Technical Abstract: The objective of this study was to compare the effects of water stress under ambient (350 umol mol-1) and elevated (700 umol mol-1) carbon dioxide concentrations on photosynthesis, plant growth, and soil water use of cotton plants. This research was carried out in six sun-lit SPAR (Soil Plant Atmosphere Research) units with soil bins located at Beltsville, Maryland. Whole canopy net photosynthetic rates were measured at five minute intervals, and soil water content was measured hourly using Time-Domain Reflectometery. Pre-dawn and midday leaf water potentials were measured during the water stress and the recovery periods.

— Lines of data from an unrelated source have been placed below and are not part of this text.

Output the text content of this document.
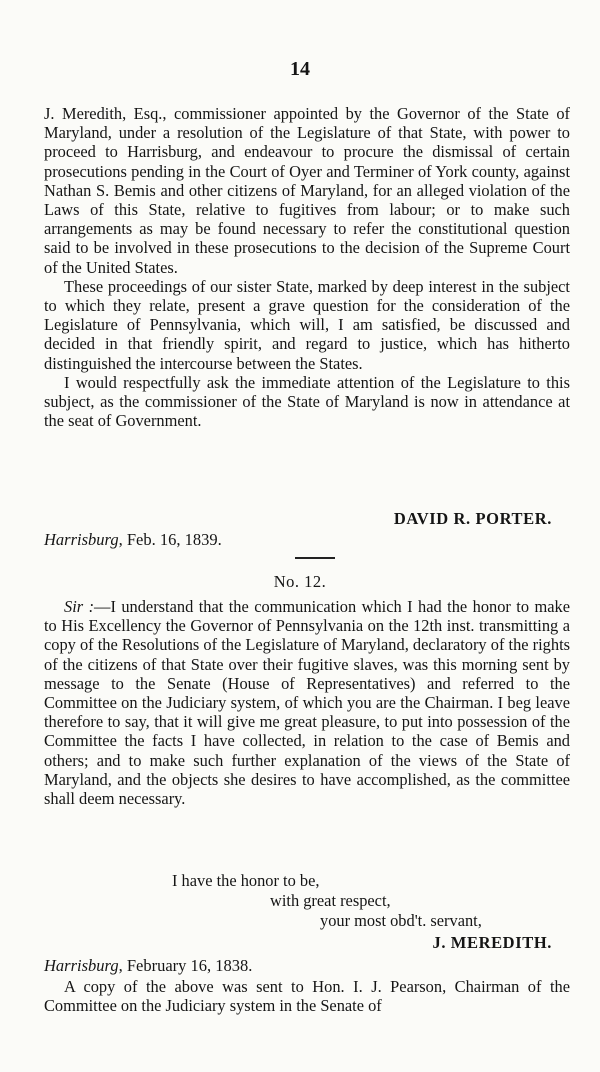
14

J. Meredith, Esq., commissioner appointed by the Governor of the State of Maryland, under a resolution of the Legislature of that State, with power to proceed to Harrisburg, and endeavour to procure the dismissal of certain prosecutions pending in the Court of Oyer and Terminer of York county, against Nathan S. Bemis and other citizens of Maryland, for an alleged violation of the Laws of this State, relative to fugitives from labour; or to make such arrangements as may be found necessary to refer the constitutional question said to be involved in these prosecutions to the decision of the Supreme Court of the United States.

These proceedings of our sister State, marked by deep interest in the subject to which they relate, present a grave question for the consideration of the Legislature of Pennsylvania, which will, I am satisfied, be discussed and decided in that friendly spirit, and regard to justice, which has hitherto distinguished the intercourse between the States.

I would respectfully ask the immediate attention of the Legislature to this subject, as the commissioner of the State of Maryland is now in attendance at the seat of Government.

DAVID R. PORTER.
Harrisburg, Feb. 16, 1839.
No. 12.

Sir :—I understand that the communication which I had the honor to make to His Excellency the Governor of Pennsylvania on the 12th inst. transmitting a copy of the Resolutions of the Legislature of Maryland, declaratory of the rights of the citizens of that State over their fugitive slaves, was this morning sent by message to the Senate (House of Representatives) and referred to the Committee on the Judiciary system, of which you are the Chairman. I beg leave therefore to say, that it will give me great pleasure, to put into possession of the Committee the facts I have collected, in relation to the case of Bemis and others; and to make such further explanation of the views of the State of Maryland, and the objects she desires to have accomplished, as the committee shall deem necessary.

I have the honor to be,
with great respect,
your most obd't. servant,
J. MEREDITH.
Harrisburg, February 16, 1838.

A copy of the above was sent to Hon. I. J. Pearson, Chairman of the Committee on the Judiciary system in the Senate of
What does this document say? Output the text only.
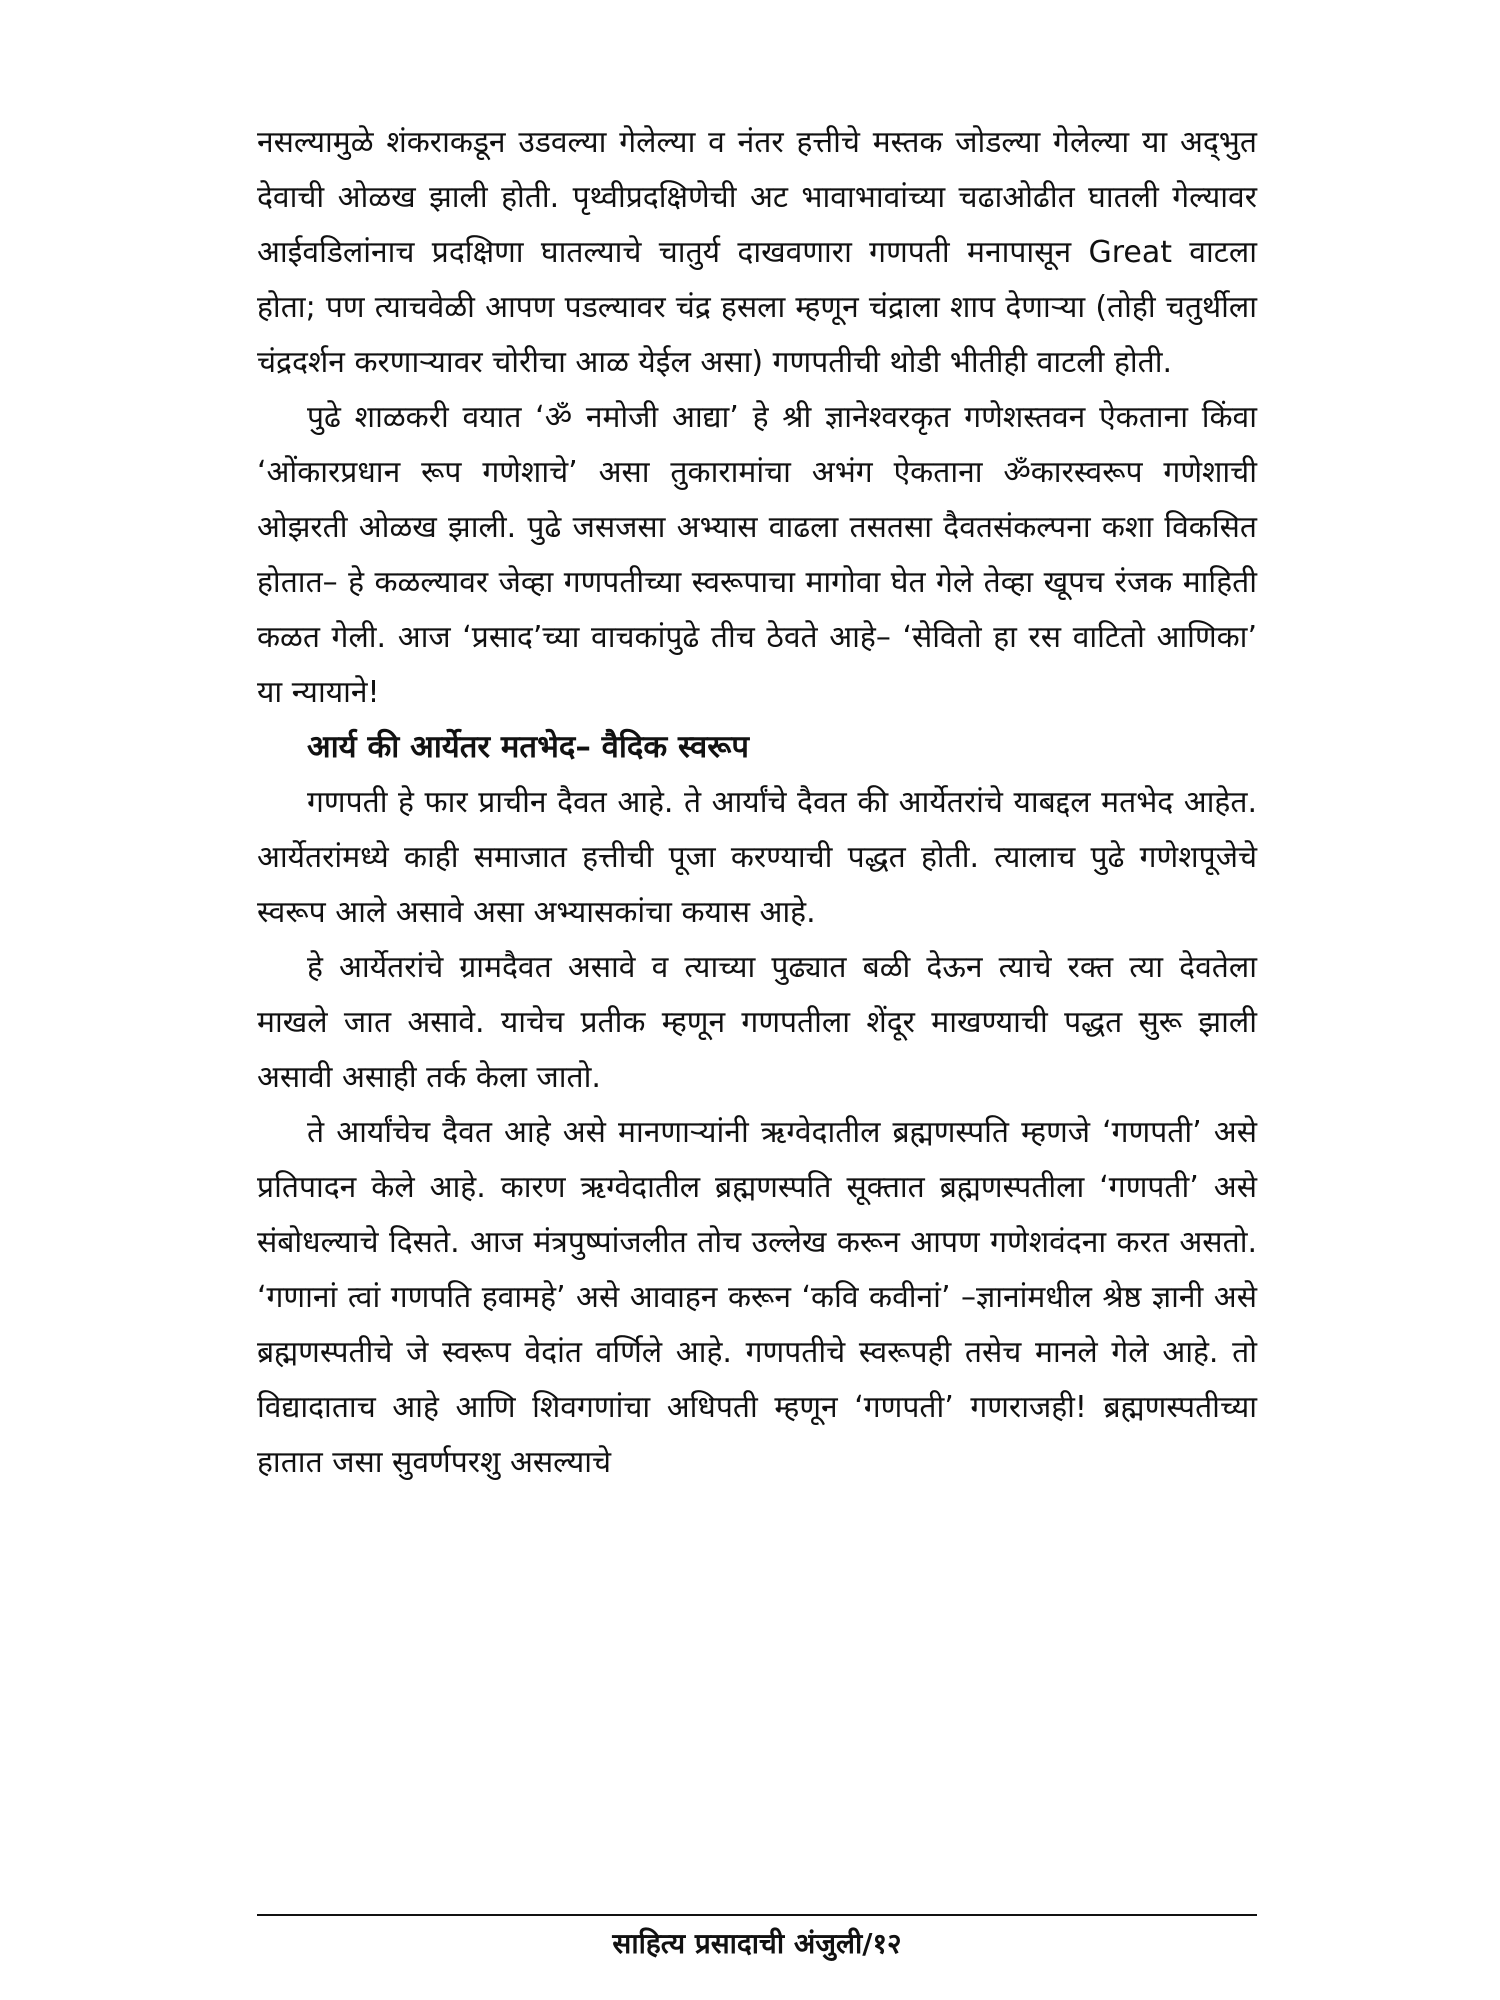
नसल्यामुळे शंकराकडून उडवल्या गेलेल्या व नंतर हत्तीचे मस्तक जोडल्या गेलेल्या या अद्‌भुत देवाची ओळख झाली होती. पृथ्वीप्रदक्षिणेची अट भावाभावांच्या चढाओढीत घातली गेल्यावर आईवडिलांनाच प्रदक्षिणा घातल्याचे चातुर्य दाखवणारा गणपती मनापासून Great वाटला होता; पण त्याचवेळी आपण पडल्यावर चंद्र हसला म्हणून चंद्राला शाप देणाऱ्या (तोही चतुर्थीला चंद्रदर्शन करणाऱ्यावर चोरीचा आळ येईल असा) गणपतीची थोडी भीतीही वाटली होती.

पुढे शाळकरी वयात ‘ॐ नमोजी आद्या’ हे श्री ज्ञानेश्वरकृत गणेशस्तवन ऐकताना किंवा ‘ओंकारप्रधान रूप गणेशाचे’ असा तुकारामांचा अभंग ऐकताना ॐकारस्वरूप गणेशाची ओझरती ओळख झाली. पुढे जसजसा अभ्यास वाढला तसतसा दैवतसंकल्पना कशा विकसित होतात– हे कळल्यावर जेव्हा गणपतीच्या स्वरूपाचा मागोवा घेत गेले तेव्हा खूपच रंजक माहिती कळत गेली. आज ‘प्रसाद’च्या वाचकांपुढे तीच ठेवते आहे– ‘सेवितो हा रस वाटितो आणिका’ या न्यायाने!

आर्य की आर्येतर मतभेद– वैदिक स्वरूप

गणपती हे फार प्राचीन दैवत आहे. ते आर्यांचे दैवत की आर्येतरांचे याबद्दल मतभेद आहेत. आर्येतरांमध्ये काही समाजात हत्तीची पूजा करण्याची पद्धत होती. त्यालाच पुढे गणेशपूजेचे स्वरूप आले असावे असा अभ्यासकांचा कयास आहे.

हे आर्येतरांचे ग्रामदैवत असावे व त्याच्या पुढ्यात बळी देऊन त्याचे रक्त त्या देवतेला माखले जात असावे. याचेच प्रतीक म्हणून गणपतीला शेंदूर माखण्याची पद्धत सुरू झाली असावी असाही तर्क केला जातो.

ते आर्यांचेच दैवत आहे असे मानणाऱ्यांनी ऋग्वेदातील ब्रह्मणस्पति म्हणजे ‘गणपती’ असे प्रतिपादन केले आहे. कारण ऋग्वेदातील ब्रह्मणस्पति सूक्तात ब्रह्मणस्पतीला ‘गणपती’ असे संबोधल्याचे दिसते. आज मंत्रपुष्पांजलीत तोच उल्लेख करून आपण गणेशवंदना करत असतो. ‘गणानां त्वां गणपति हवामहे’ असे आवाहन करून ‘कवि कवीनां’ –ज्ञानांमधील श्रेष्ठ ज्ञानी असे ब्रह्मणस्पतीचे जे स्वरूप वेदांत वर्णिले आहे. गणपतीचे स्वरूपही तसेच मानले गेले आहे. तो विद्यादाताच आहे आणि शिवगणांचा अधिपती म्हणून ‘गणपती’ गणराजही! ब्रह्मणस्पतीच्या हातात जसा सुवर्णपरशु असल्याचे

साहित्य प्रसादाची अंजुली/१२
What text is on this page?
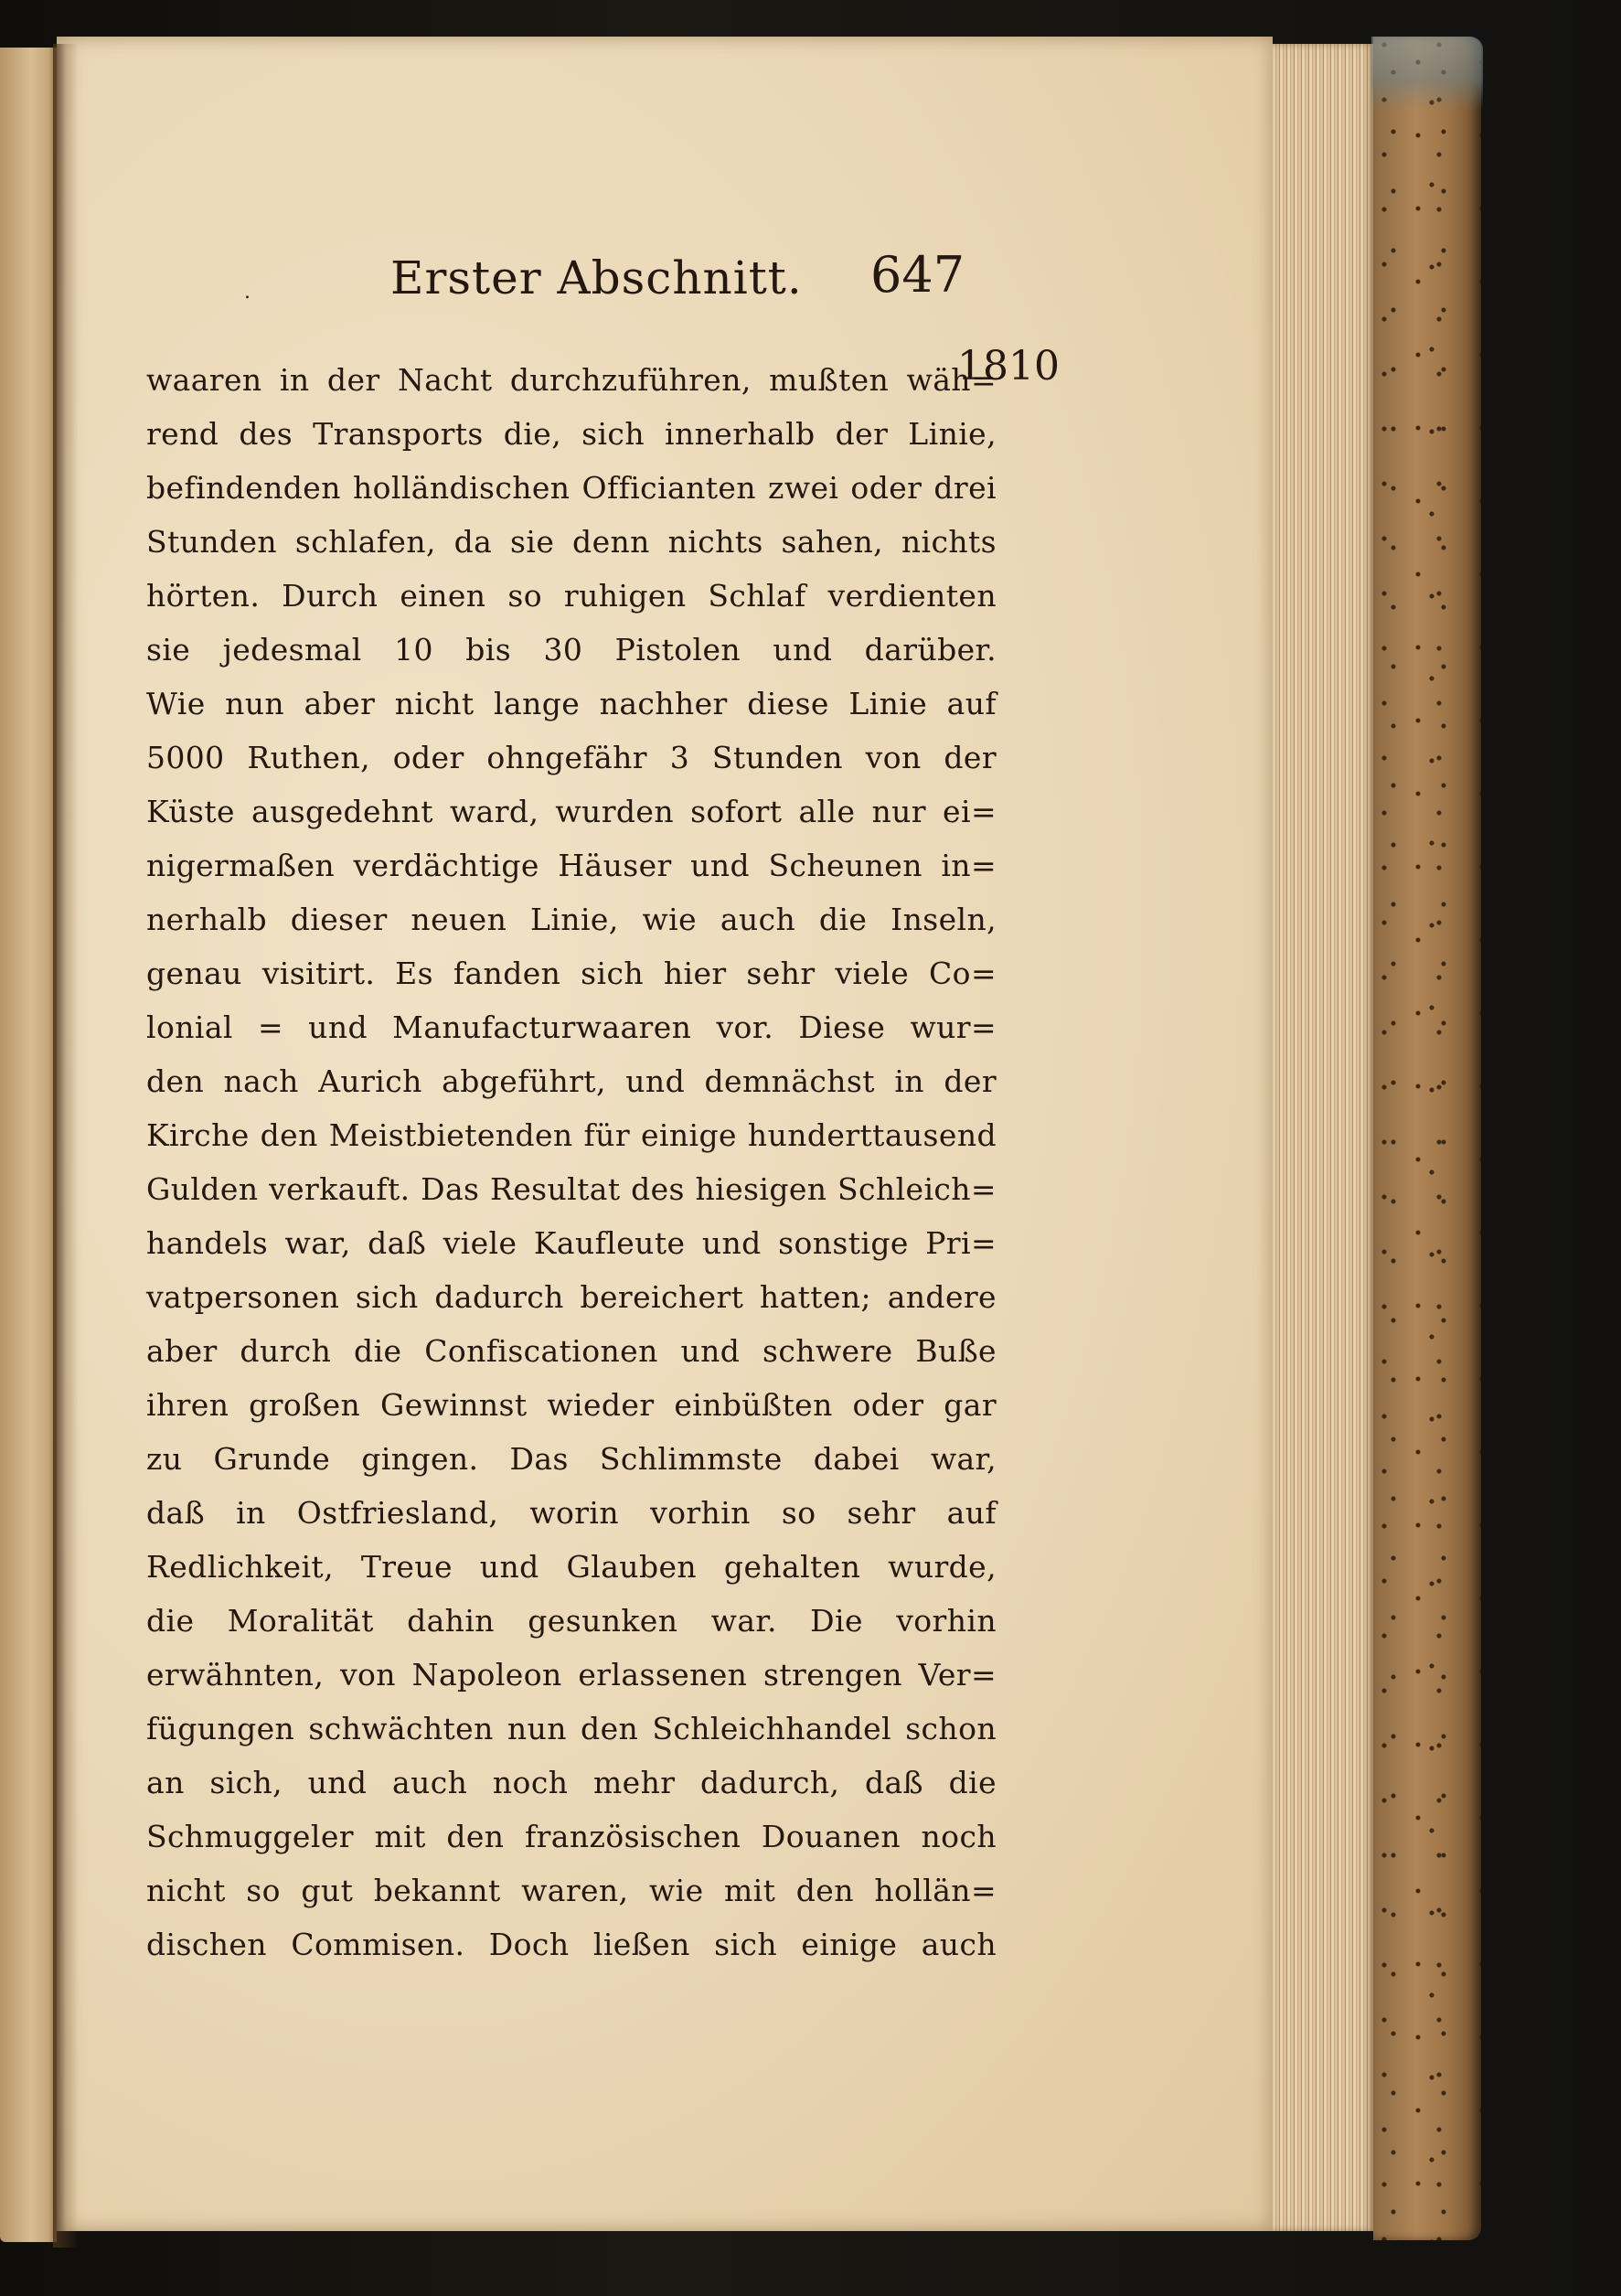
.	Erster Abschnitt. 647
1810
waaren in der Nacht durchzuführen, mußten wäh=
rend des Transports die, sich innerhalb der Linie,
befindenden holländischen Officianten zwei oder drei
Stunden schlafen, da sie denn nichts sahen, nichts
hörten. Durch einen so ruhigen Schlaf verdienten
sie jedesmal 10 bis 30 Pistolen und darüber.
Wie nun aber nicht lange nachher diese Linie auf
5000 Ruthen, oder ohngefähr 3 Stunden von der
Küste ausgedehnt ward, wurden sofort alle nur ei=
nigermaßen verdächtige Häuser und Scheunen in=
nerhalb dieser neuen Linie, wie auch die Inseln,
genau visitirt. Es fanden sich hier sehr viele Co=
lonial = und Manufacturwaaren vor. Diese wur=
den nach Aurich abgeführt, und demnächst in der
Kirche den Meistbietenden für einige hunderttausend
Gulden verkauft. Das Resultat des hiesigen Schleich=
handels war, daß viele Kaufleute und sonstige Pri=
vatpersonen sich dadurch bereichert hatten; andere
aber durch die Confiscationen und schwere Buße
ihren großen Gewinnst wieder einbüßten oder gar
zu Grunde gingen. Das Schlimmste dabei war,
daß in Ostfriesland, worin vorhin so sehr auf
Redlichkeit, Treue und Glauben gehalten wurde,
die Moralität dahin gesunken war. Die vorhin
erwähnten, von Napoleon erlassenen strengen Ver=
fügungen schwächten nun den Schleichhandel schon
an sich, und auch noch mehr dadurch, daß die
Schmuggeler mit den französischen Douanen noch
nicht so gut bekannt waren, wie mit den hollän=
dischen Commisen. Doch ließen sich einige auch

The soil water use rates for cotton plants grown under elevated carbon dioxide were significantly lower than those for plants grown under ambient carbon dioxide levels for both water stressed and well watered plants. Plants grown under elevated carbon dioxide levels obtained proportionately more of their transpiration water from soil depths above 0.5 m than did the plants grown under ambient conditions. The minimum soil water content for the elevated carbon dioxide plants was significantly higher than for the high carbon dioxide plants. The highest leaf water potentials were associated with the water stressed elevated carbon dioxide plants as compared to the water stressed ambient plants. Water uptake and plant height were more strongly affected by water stress than was canopy photosynthesis and the effects were more pronounced in the non-irrigated ambient CO2 treatment than in the elevated treatment. Computer simulation models of plants subjected to water stress need to account for root water extraction patterns as well as reduced water uptake rates under elevated CO2 scenarios.